Subhash is Delaune Distinguished Professor of Electrical and Computer Engineering at Louisiana State University. A pioneering cryptographer and neural network theorist, he has made fundamental contributions to speech scrambling, theory of random sequences, and quantum cryptographic codes; he has also researched the history of mathematics and astronomy.
 
Subhash joined the LSU faculty in 1979. He has worked in the areas of wireless, data security, neural networks, information technology, and quantum information processing.
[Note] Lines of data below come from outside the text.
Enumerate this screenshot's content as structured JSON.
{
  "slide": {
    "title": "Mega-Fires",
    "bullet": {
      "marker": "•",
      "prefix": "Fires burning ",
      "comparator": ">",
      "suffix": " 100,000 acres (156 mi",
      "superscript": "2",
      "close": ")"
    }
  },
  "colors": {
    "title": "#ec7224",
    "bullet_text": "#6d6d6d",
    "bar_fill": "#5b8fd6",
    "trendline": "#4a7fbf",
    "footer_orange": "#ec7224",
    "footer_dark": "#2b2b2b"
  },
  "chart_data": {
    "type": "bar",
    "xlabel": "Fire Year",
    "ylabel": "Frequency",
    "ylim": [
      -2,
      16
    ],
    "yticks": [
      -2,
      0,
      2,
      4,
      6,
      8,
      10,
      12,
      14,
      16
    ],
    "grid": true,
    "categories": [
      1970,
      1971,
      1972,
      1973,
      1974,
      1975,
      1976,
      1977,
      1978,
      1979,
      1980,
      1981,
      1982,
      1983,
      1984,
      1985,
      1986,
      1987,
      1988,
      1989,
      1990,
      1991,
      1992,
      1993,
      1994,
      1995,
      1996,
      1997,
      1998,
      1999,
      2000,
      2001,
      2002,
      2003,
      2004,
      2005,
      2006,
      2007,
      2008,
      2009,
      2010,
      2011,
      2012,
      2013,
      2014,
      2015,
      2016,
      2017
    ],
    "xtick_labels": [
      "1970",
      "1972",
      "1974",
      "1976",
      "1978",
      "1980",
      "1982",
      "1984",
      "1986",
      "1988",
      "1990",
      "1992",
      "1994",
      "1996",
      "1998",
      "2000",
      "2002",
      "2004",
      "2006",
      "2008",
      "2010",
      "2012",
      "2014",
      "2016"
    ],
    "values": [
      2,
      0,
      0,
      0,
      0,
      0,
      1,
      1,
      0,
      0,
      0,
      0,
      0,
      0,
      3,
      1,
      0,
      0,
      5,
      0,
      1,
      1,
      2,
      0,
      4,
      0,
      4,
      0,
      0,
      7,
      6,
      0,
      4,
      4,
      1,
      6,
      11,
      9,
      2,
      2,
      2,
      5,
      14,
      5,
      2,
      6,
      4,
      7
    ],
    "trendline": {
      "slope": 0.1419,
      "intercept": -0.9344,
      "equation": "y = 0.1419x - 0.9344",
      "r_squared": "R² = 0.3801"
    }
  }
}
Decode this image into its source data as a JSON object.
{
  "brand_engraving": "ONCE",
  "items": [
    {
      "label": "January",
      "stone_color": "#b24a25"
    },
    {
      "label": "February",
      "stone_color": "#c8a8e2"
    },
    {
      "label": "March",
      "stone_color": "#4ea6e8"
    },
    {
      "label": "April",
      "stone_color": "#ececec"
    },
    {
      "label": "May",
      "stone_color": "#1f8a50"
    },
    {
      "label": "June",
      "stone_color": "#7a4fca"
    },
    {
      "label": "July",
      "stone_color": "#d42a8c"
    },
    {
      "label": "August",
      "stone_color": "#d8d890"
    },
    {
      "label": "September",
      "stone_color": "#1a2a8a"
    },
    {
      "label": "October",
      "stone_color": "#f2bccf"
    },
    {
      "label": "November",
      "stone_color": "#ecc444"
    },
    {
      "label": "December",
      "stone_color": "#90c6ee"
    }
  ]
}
His research on neural networks has focused on instantaneously trained neural networks (INNs) and their applications to prediction, data compression, and communications.
 
His announcement of an astronomy of the Vedic period in his book The Astronomical Code of the Rgveda (1994) challenged academic views related to the Aryan invasion and the nature of early Indian science. The coauthored In Search of the Cradle of Civilization (1995) participates in the debate and polemics on the origins of Indian culture.
 
As a philosopher, Subhash maintains that a fundamental subject-object dichotomy makes it possible for science only to deal with objects and not with the perceiving subject and, therefore, it is impossible to create a formal science of consciousness. Since the mind can make models of the outer reality, which, at its deepest level, is quantum mechanical, he argues that the mind must have a quantum mechanical basis. But his view of how the brain works is different from other quantum approaches to it. He sees the brain as a machine that reduces the infinite possibilities of a quantum-like universal consciousness, which is a consequence of the recursive nature of reality. The mind can only operate sequentially while reality is simultaneous across countless dimensions, suggesting that such a reduction from a universal consciousness may explain the amazing feats of savants and creative people.
 
His ideas on mind and consciousness are scattered in a variety of writings. The most accessible sources for his philosophy of recursionism are his books Gods Within: Mind, Consciousness and the Vedic Tradition, Architecture of Knowledge: Quantum Mechanics, Neuroscience, Computers and Consciousness, The Nature of Physical Reality (American Univ. Studies V : Philosophy, Vol 17), and his numerous journal and encyclopedia articles.
 
Subhash received his Ph.D. in electrical engineering in 1970 from the Indian Institute of Technology, Delhi, India.